A veces, cuando uno está muy triste y abatido, cuando ya no tiene fe en nada, ni puede confiar en nadie, cuando queda aplastado por su ceño fruncido, viene el ángel alado de la nostalgia a pintarle una sonrisa en la comisura de los labios.
Marcos se encontraba en plena vorágine autodestructiva de reproches y amarga pena cuando su ángel apareció. Al borde de un estanque, exhausto de llorar y agotado de pensar en su desgracia, vió cómo en las aguas se reflejaban unas blancas y enormes alas, de entre las cuales emergió una mirada violeta. No se asustó puesto que era un ser muy plácido aquel que venía a proporcionarle consuelo y alegría. Sus pálidas y ágiles manos se curvaron hasta formar una concavidad con la que contarle un secreto al oído.

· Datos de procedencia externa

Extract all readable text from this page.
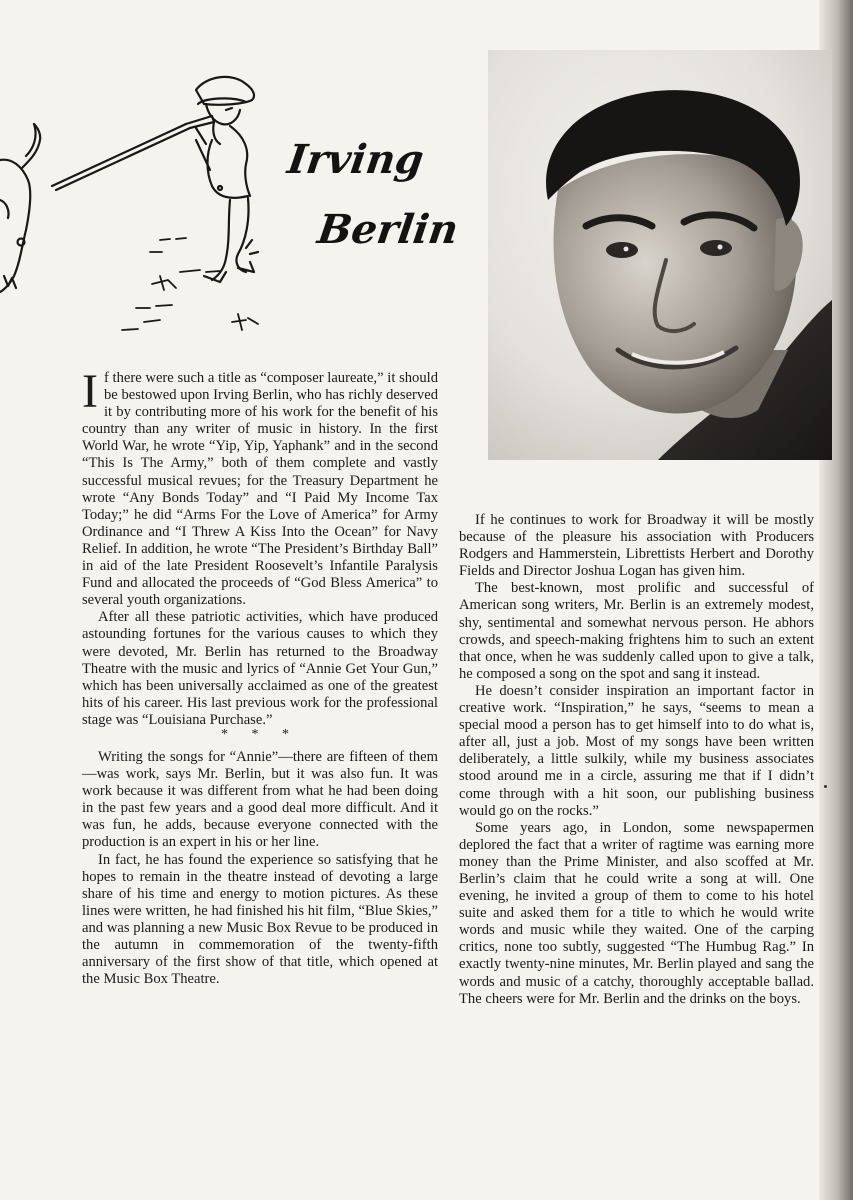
Irving
Berlin

If there were such a title as “composer laureate,” it should be bestowed upon Irving Berlin, who has richly deserved it by contributing more of his work for the benefit of his country than any writer of music in history. In the first World War, he wrote “Yip, Yip, Yaphank” and in the second “This Is The Army,” both of them complete and vastly successful musical revues; for the Treasury Department he wrote “Any Bonds Today” and “I Paid My Income Tax Today;” he did “Arms For the Love of America” for Army Ordinance and “I Threw A Kiss Into the Ocean” for Navy Relief. In addition, he wrote “The President’s Birthday Ball” in aid of the late President Roosevelt’s Infantile Paralysis Fund and allocated the proceeds of “God Bless America” to several youth organizations.

After all these patriotic activities, which have produced astounding fortunes for the various causes to which they were devoted, Mr. Berlin has returned to the Broadway Theatre with the music and lyrics of “Annie Get Your Gun,” which has been universally acclaimed as one of the greatest hits of his career. His last previous work for the professional stage was “Louisiana Purchase.”

* * *

Writing the songs for “Annie”—there are fifteen of them—was work, says Mr. Berlin, but it was also fun. It was work because it was different from what he had been doing in the past few years and a good deal more difficult. And it was fun, he adds, because everyone connected with the production is an expert in his or her line.

In fact, he has found the experience so satisfying that he hopes to remain in the theatre instead of devoting a large share of his time and energy to motion pictures. As these lines were written, he had finished his hit film, “Blue Skies,” and was planning a new Music Box Revue to be produced in the autumn in commemoration of the twenty-fifth anniversary of the first show of that title, which opened at the Music Box Theatre.

If he continues to work for Broadway it will be mostly because of the pleasure his association with Producers Rodgers and Hammerstein, Librettists Herbert and Dorothy Fields and Director Joshua Logan has given him.

The best-known, most prolific and successful of American song writers, Mr. Berlin is an extremely modest, shy, sentimental and somewhat nervous person. He abhors crowds, and speech-making frightens him to such an extent that once, when he was suddenly called upon to give a talk, he composed a song on the spot and sang it instead.

He doesn’t consider inspiration an important factor in creative work. “Inspiration,” he says, “seems to mean a special mood a person has to get himself into to do what is, after all, just a job. Most of my songs have been written deliberately, a little sulkily, while my business associates stood around me in a circle, assuring me that if I didn’t come through with a hit soon, our publishing business would go on the rocks.”

Some years ago, in London, some newspapermen deplored the fact that a writer of ragtime was earning more money than the Prime Minister, and also scoffed at Mr. Berlin’s claim that he could write a song at will. One evening, he invited a group of them to come to his hotel suite and asked them for a title to which he would write words and music while they waited. One of the carping critics, none too subtly, suggested “The Humbug Rag.” In exactly twenty-nine minutes, Mr. Berlin played and sang the words and music of a catchy, thoroughly acceptable ballad. The cheers were for Mr. Berlin and the drinks on the boys.
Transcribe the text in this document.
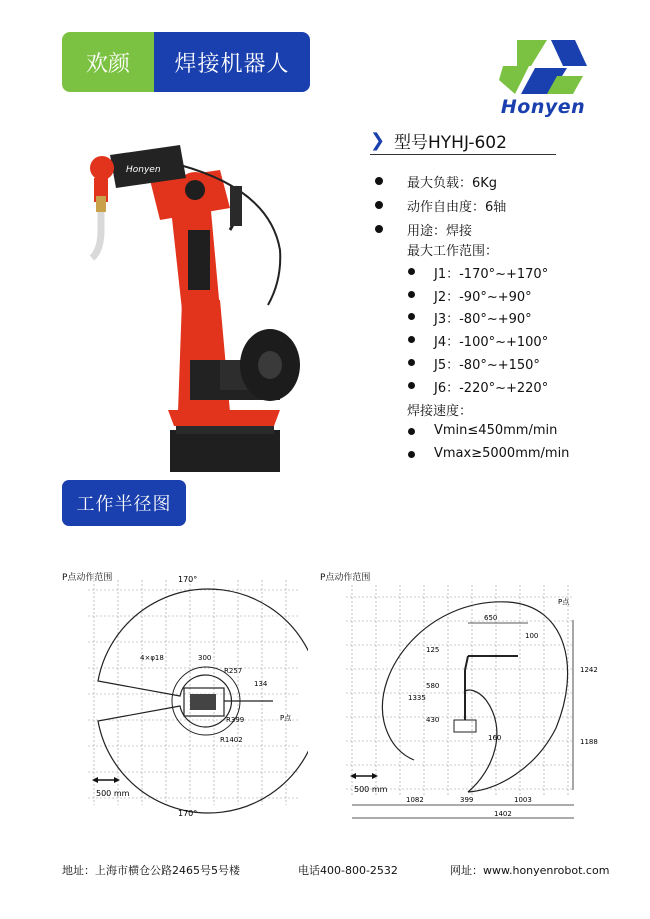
欢颜	焊接机器人
Honyen
❯ 型号HYHJ-602
最大负载：6Kg
动作自由度：6轴
用途：焊接
最大工作范围：
J1：-170°~+170°
J2：-90°~+90°
J3：-80°~+90°
J4：-100°~+100°
J5：-80°~+150°
J6：-220°~+220°
焊接速度：
Vmin≤450mm/min
Vmax≥5000mm/min
Honyen
工作半径图
170°
170°
4×φ18	300
R257
134
P点
R399
R1402
500 mm
P点动作范围
P点
650
100
125
1242
1335
580
430
160	1188
1082	399	1003
1402
500 mm
P点动作范围
地址：上海市横仓公路2465号5号楼	电话400-800-2532	网址：www.honyenrobot.com
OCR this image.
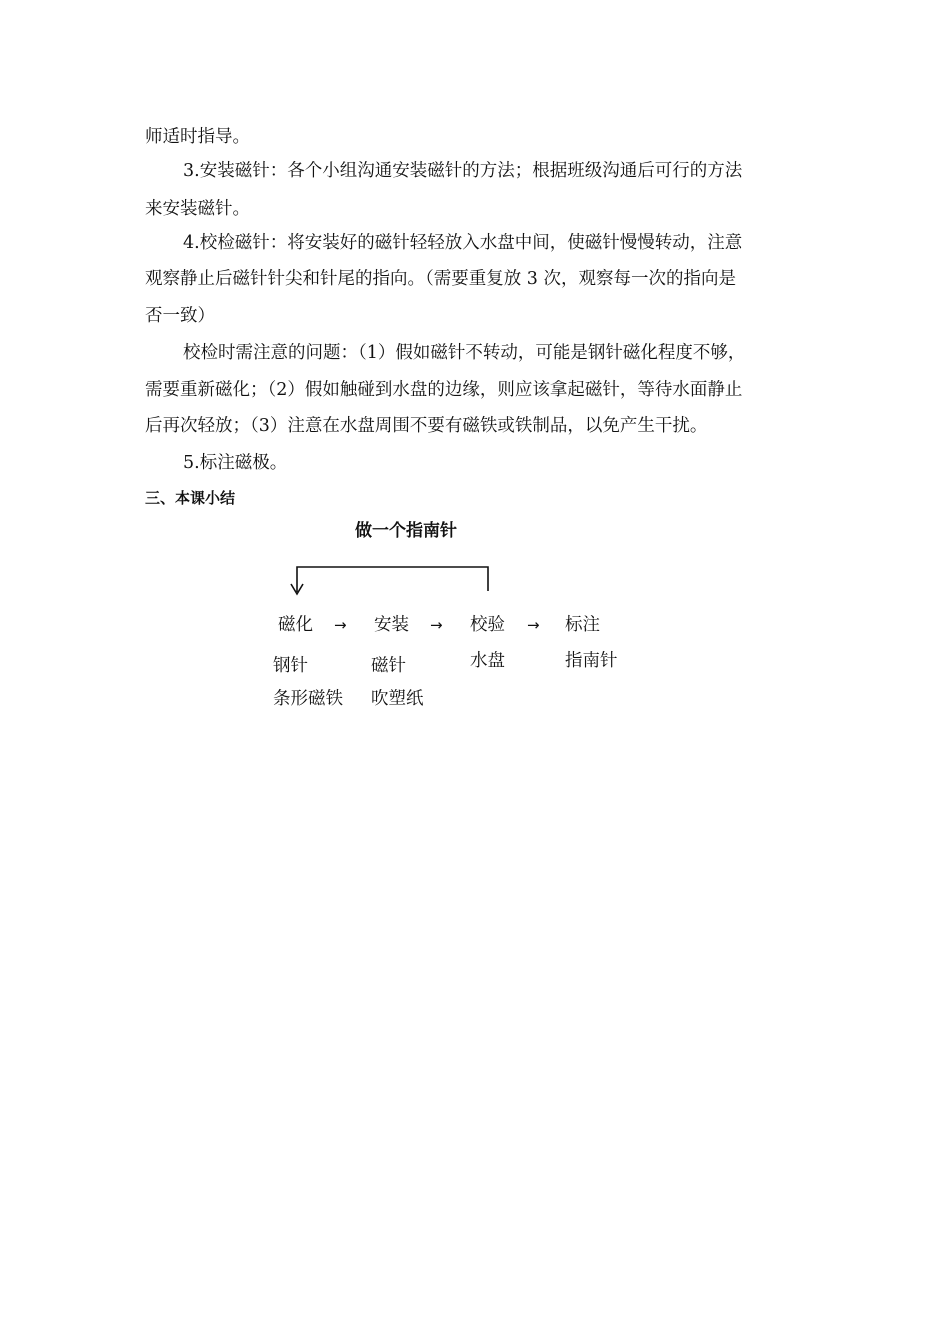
师适时指导。
3.安装磁针：各个小组沟通安装磁针的方法；根据班级沟通后可行的方法
来安装磁针。
4.校检磁针：将安装好的磁针轻轻放入水盘中间，使磁针慢慢转动，注意
观察静止后磁针针尖和针尾的指向。（需要重复放 3 次，观察每一次的指向是
否一致）
校检时需注意的问题：（1）假如磁针不转动，可能是钢针磁化程度不够，
需要重新磁化；（2）假如触碰到水盘的边缘，则应该拿起磁针，等待水面静止
后再次轻放；（3）注意在水盘周围不要有磁铁或铁制品，以免产生干扰。
5.标注磁极。
三、本课小结
做一个指南针
磁化 → 安装 → 校验 → 标注
钢针
条形磁铁
磁针
吹塑纸
水盘	指南针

Bajito, muy quedamente, el ángel le pidió que cerrara los ojos y recordara cuando era niño. Ahora Marcos no contaba más de seis años y venía su tío desde Francia. Le quería mucho, a pesar de que le habría visto tres veces en toda su vida. Él le acariciaba el pelo y mientras sonreía le decía que había algo detrás de su oreja. Y allí mismo, por arte de magia y al retirar su mano había al menos diez caramelos de distintos colores. A Marcos se le escapó una sonrisa de felicidad plena y al abrir los ojos estaba solo, pero la angustia había desaparecido.
Sólo yo conozco ese secreto, puesto que soy quien ayuda a los ángeles a arreglar sus plumas, a cuidar su nívea piel y a buscar los momentos felices de aquellos a quienes rescatamos de la tristeza. Y es un honor.